Last Friday, I began my one-year term as the President of the Society for Scholarly Publishing (SSP), whereupon I resigned my position as Editor-in-Chief of the Scholarly Kitchen. I will hand the reins over to David Crotty, who will take the title of Executive Editor. I will continue to blog on occasion…
- Salad of Mandates: New government mandates on publishing and particularly open access have been enacted. Funders are now part of the research community. What is their role? Do they have a role in saying how research is communicated?
- A Pairing of Funders: Claims about who to trust arose after the publication eLife was given special treatment and allowed to publish its first articles in PubMed Central (PMC), even though PMC requires a journal to publish 15 articles before being added to PMC.

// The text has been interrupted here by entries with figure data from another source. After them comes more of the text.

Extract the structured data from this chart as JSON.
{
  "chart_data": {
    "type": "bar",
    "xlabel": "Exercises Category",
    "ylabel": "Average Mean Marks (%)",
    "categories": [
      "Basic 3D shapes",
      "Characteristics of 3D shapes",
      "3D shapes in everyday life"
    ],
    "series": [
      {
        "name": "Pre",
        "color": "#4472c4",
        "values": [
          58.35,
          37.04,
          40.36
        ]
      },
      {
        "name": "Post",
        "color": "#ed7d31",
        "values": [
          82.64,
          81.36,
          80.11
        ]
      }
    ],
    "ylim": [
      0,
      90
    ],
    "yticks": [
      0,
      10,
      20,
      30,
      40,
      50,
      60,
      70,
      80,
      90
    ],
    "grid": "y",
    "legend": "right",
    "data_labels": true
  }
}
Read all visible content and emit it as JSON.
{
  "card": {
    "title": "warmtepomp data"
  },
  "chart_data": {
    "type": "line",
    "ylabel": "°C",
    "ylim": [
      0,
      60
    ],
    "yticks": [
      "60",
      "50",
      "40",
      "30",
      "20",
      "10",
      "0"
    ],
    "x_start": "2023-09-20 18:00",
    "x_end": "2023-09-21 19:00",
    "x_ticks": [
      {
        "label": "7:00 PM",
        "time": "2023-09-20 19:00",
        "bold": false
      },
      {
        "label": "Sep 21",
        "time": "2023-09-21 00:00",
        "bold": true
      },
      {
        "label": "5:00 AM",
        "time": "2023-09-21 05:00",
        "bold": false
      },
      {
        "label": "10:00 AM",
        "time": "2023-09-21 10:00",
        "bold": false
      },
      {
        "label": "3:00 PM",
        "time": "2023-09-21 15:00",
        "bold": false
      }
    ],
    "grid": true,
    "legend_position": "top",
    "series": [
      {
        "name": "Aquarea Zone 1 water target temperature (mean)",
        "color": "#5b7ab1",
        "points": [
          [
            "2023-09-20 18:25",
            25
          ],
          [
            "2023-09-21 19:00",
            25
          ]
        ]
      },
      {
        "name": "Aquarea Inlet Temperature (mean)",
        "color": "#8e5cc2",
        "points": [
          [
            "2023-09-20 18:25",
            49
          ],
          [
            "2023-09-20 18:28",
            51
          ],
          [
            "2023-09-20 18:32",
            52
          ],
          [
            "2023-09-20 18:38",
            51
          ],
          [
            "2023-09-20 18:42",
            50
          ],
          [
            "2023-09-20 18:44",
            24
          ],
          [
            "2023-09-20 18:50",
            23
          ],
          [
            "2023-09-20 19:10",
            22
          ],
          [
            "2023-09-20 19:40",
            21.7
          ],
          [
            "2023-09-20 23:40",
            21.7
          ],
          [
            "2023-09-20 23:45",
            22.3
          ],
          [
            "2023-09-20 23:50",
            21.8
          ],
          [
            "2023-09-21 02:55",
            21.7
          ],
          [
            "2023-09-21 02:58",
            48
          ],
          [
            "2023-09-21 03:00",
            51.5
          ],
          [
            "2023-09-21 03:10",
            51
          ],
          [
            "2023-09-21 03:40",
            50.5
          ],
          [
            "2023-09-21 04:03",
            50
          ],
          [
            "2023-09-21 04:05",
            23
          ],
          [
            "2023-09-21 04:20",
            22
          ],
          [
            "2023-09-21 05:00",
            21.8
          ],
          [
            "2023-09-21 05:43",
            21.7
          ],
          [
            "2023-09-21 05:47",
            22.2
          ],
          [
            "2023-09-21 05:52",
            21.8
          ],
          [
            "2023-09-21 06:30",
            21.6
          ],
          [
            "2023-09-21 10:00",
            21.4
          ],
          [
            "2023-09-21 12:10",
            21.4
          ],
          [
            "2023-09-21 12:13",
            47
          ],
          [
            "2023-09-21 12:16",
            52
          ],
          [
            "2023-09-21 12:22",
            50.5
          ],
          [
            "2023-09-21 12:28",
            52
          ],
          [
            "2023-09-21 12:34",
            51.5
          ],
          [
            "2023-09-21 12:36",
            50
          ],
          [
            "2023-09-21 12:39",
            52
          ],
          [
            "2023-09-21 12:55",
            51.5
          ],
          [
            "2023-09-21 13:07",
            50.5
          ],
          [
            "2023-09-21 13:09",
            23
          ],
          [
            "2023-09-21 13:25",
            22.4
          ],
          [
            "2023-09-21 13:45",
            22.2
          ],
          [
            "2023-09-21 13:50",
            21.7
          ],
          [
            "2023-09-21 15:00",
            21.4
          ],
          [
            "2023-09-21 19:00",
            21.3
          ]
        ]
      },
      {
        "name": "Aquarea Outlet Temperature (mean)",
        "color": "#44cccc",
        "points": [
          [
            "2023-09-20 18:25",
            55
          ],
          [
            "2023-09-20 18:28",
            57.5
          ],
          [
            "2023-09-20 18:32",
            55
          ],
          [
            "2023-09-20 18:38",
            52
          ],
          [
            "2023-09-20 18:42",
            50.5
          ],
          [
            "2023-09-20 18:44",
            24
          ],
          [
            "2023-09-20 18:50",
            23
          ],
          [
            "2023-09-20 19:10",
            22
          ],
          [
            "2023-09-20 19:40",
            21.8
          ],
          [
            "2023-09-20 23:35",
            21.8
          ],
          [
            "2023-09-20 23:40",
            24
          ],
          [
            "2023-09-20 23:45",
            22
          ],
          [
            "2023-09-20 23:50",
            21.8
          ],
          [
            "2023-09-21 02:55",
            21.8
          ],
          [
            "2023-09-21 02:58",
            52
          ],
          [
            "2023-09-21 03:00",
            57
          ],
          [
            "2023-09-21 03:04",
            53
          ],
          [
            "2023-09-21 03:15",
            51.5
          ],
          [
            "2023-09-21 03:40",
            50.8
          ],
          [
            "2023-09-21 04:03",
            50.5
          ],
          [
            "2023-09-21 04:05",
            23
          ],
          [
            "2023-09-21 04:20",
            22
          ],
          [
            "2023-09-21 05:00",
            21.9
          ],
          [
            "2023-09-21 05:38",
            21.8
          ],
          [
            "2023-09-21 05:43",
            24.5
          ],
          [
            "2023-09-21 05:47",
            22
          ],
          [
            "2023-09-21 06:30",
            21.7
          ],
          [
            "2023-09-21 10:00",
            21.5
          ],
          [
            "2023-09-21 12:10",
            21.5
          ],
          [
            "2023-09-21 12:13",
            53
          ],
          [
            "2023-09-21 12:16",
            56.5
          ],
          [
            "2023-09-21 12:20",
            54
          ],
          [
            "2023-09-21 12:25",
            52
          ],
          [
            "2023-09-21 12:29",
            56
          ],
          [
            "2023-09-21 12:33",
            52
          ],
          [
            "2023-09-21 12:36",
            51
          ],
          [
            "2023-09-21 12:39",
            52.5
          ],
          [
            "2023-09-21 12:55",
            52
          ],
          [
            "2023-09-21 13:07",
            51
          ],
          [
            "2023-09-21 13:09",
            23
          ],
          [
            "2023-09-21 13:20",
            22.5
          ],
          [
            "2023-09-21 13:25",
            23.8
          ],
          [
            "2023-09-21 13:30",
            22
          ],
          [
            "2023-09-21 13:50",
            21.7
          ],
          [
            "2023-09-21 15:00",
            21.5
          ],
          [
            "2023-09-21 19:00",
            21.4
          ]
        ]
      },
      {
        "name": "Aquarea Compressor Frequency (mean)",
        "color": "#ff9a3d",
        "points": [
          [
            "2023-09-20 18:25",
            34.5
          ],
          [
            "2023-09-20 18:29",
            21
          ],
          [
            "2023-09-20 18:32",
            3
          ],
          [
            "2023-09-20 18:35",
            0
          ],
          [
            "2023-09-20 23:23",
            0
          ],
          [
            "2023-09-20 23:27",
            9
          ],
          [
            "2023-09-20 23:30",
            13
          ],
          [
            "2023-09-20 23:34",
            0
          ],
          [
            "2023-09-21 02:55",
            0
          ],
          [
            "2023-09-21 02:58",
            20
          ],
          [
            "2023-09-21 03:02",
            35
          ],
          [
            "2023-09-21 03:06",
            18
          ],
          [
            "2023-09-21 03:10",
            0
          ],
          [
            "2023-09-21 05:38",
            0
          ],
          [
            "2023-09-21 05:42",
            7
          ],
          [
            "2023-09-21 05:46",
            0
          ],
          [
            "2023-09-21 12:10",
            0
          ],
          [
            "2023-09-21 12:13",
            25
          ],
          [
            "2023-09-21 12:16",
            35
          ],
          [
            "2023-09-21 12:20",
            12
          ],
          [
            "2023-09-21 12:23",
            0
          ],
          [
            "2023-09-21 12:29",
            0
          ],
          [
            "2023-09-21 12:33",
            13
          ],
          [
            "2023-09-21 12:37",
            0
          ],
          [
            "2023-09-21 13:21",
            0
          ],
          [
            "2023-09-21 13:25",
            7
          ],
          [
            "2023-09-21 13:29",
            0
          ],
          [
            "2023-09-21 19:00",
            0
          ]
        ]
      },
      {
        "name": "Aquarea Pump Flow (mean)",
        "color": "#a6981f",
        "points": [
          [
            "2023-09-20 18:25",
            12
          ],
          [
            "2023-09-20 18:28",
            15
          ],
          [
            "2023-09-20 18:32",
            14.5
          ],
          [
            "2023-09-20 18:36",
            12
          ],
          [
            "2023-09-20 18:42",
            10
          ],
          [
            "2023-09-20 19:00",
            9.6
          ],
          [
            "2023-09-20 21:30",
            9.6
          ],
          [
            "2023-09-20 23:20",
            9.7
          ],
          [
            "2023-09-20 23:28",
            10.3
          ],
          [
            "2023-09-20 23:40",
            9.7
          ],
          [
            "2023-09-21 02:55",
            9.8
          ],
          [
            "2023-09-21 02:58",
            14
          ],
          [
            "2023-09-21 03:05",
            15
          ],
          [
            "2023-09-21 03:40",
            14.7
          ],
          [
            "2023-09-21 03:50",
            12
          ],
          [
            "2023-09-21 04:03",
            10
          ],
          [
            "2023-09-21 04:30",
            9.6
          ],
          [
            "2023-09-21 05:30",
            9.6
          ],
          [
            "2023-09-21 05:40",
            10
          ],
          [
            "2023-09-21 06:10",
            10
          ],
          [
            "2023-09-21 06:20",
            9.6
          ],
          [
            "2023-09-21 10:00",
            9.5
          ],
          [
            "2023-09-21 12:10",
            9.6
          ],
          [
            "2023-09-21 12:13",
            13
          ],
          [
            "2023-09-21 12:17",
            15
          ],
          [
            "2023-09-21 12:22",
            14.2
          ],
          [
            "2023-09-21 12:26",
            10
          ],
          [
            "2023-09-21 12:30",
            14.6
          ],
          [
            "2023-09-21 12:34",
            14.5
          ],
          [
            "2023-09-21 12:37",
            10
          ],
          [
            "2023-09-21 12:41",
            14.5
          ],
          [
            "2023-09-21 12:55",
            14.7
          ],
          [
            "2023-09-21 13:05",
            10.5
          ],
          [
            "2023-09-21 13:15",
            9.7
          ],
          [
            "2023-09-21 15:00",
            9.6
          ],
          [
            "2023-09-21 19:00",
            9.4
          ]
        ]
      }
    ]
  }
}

- MOOCs in Hype Sauce: The debate about MOOCs and their effect on publishing continues. It is important to be careful when quoting MOOC statistics. It is the raw number of students, not the percentage that completed the course, that is important. What do we know about the students that did not complete the course? Did they get something out of it? The danger of underestimating of what will happen with MOOCs is very great. There is a lot of venture capital money invested with the leading players. MOOCs are doing now what digital publishing did to scholarly publishing 20 years ago.
- A Reduction of Traffic: When articles are freely available in PMC, readership counts drop at journal websites.
- A soupçon of CC-BY: Some journals have reproduced articles under a CC-BY license but without attribution, passing them off as their own. CC-BY is the least favored option among researchers.